Dès la sourate II les "incroyants" (on reviendra sur cette notion), sont menacés du pire des châtiments s'ils ne se convertissent pas (ou s'ils ne se laissent pas convertir... ). Et plus les sourates passent, plus Dieu/Mahomet insistent. "Ceux qui font le mal, leur faute les enveloppe, ils seront pour toujours les hôtes du feu" (II, 81). "[les incroyants] seront dans un souffle tuant et une eau bouillante à l'ombre d'une fumée brûlante sans fraîcheur ni munificence [...] oui, égarés, oui, négateurs, vous mangerez aux arbres Zaqqoum, vous vous en remplirez le ventre et boirez là-dessus de l'eau bouillante, vous boirez comme des chameaux assoiffés. Tel sera leur lot le jour du jugement" (LVI, 42 -55). Méfiez-vous donc des arbres Zaqqoum.

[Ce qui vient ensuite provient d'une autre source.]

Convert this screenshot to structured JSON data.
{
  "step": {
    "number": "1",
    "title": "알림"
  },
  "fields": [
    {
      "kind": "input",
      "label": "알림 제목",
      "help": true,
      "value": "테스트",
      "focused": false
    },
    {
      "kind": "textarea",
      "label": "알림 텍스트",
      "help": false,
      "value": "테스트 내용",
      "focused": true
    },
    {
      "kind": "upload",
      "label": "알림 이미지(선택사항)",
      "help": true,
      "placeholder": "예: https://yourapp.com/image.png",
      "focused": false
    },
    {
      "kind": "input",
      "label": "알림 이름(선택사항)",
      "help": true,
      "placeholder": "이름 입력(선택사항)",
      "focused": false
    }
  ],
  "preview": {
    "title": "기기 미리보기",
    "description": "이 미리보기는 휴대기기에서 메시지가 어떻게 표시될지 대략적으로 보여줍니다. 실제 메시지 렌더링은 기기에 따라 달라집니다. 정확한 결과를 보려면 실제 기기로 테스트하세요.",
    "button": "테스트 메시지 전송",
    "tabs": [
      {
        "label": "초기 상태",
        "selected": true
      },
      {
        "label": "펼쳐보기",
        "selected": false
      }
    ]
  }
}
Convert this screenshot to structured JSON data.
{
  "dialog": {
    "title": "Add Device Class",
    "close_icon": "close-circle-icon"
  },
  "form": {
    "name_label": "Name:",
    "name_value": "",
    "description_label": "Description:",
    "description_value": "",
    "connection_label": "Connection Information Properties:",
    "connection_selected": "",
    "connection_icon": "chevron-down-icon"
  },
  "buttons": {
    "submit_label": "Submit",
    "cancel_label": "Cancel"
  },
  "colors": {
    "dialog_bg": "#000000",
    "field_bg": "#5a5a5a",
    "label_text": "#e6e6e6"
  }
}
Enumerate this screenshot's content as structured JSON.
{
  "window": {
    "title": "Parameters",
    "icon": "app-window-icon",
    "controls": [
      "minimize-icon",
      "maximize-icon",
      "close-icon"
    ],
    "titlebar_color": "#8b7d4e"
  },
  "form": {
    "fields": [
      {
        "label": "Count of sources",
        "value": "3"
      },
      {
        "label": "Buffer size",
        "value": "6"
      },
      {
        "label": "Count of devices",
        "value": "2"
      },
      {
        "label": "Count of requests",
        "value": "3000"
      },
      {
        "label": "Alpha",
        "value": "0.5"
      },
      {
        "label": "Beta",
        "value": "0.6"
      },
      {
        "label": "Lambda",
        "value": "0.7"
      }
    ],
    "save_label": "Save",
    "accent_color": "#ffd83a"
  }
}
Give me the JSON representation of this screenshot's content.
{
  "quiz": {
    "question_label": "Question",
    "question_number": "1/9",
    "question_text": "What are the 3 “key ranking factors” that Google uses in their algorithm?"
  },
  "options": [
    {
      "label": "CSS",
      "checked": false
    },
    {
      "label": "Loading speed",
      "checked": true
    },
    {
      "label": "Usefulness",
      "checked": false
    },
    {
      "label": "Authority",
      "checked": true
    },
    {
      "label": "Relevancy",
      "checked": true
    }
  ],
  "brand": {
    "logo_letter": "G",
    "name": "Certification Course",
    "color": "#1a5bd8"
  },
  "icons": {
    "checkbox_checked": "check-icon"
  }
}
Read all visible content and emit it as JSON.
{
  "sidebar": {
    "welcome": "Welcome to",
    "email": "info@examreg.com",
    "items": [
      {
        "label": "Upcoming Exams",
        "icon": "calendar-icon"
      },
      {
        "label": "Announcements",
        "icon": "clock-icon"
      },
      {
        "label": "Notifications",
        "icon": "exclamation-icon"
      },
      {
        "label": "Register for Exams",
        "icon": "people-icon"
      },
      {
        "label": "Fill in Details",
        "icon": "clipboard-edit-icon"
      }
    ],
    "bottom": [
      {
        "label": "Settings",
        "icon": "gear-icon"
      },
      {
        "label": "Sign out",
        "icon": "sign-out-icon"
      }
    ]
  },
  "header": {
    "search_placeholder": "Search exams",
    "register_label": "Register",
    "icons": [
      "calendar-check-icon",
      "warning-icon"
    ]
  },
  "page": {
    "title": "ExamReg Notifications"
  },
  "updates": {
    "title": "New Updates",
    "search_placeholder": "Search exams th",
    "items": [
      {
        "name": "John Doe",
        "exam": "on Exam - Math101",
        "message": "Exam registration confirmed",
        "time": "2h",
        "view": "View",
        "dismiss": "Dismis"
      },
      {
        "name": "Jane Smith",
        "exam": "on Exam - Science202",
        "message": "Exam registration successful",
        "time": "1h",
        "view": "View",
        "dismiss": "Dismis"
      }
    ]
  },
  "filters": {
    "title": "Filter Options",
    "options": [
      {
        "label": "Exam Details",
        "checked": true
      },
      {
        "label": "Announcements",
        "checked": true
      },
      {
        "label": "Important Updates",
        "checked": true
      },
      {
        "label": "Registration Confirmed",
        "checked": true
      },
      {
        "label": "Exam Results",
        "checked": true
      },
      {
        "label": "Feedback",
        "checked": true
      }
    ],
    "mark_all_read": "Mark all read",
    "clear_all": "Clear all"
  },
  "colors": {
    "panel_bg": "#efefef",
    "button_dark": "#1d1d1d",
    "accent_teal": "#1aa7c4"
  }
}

Pourtant Dieu est miséricordieux. Toutes les sourates s'ouvrent sur : "Au nom de Dieu le Miséricordieux plein de miséricorde" (sauf une, curieusement, la sourate IX "la repentance" : erreur d'édition ?). Il est souvent écrit l'équivalent de ceci : "Son Seigneur lui est revenu, il est celui qui revient, celui qui a pitié" (II, 37). "Oui, Dieu est bon pour les hommes, il a pitié" (II, 143). Mais après analyse, attention ! il semble bien que cette miséricorde soit réservée aux croyants (entendez, d'ores et déjà, les musulmans) qui se repentent de leurs erreurs. Le Dieu de Mahomet se désintéresse de la brebis égarée : "Les infidèles, avertis-les, ne les avertis pas, c'est pareil, ils ne croient pas. Dieu a scellé leur coeur et leurs oreilles, ils ont un bandeau sur les yeux, à eux le tourment sans borne" (II, 6 - 7). "Ne t'attriste pas de ceux qui s'enfoncent dans l'incroyance. Ils ne font aucun tort à Dieu. Dieu ne leur donnera aucune part à l'autre vie. A eux le tourment sans borne" (III, 176). Tout au contraire l'hostilité de Dieu, sa haine contre les incroyants ne fait pas de doute, au point de les "soumettre à la tentation" : "Regarde comme nous envoyons les satans exciter les incroyants. Ne te hâte pas contre eux. Nous comptons leurs jours [...]nous pousserons comme à l'abreuvoir les criminels vers la géhenne" (XIX, 83 -86). Ce Dieu crie vengeance, il menace à longueur de sourates. "Oui, Dieu maudit les incroyants, il leur a préparé un brasier" (XXXIII, 64). "On criera aux incroyants : Dieu vous a plus en haine que vous ne vous haïssez vous-mêmes quand, appelés à croire, vous êtes restés dans l'ignorance". (XL, 10).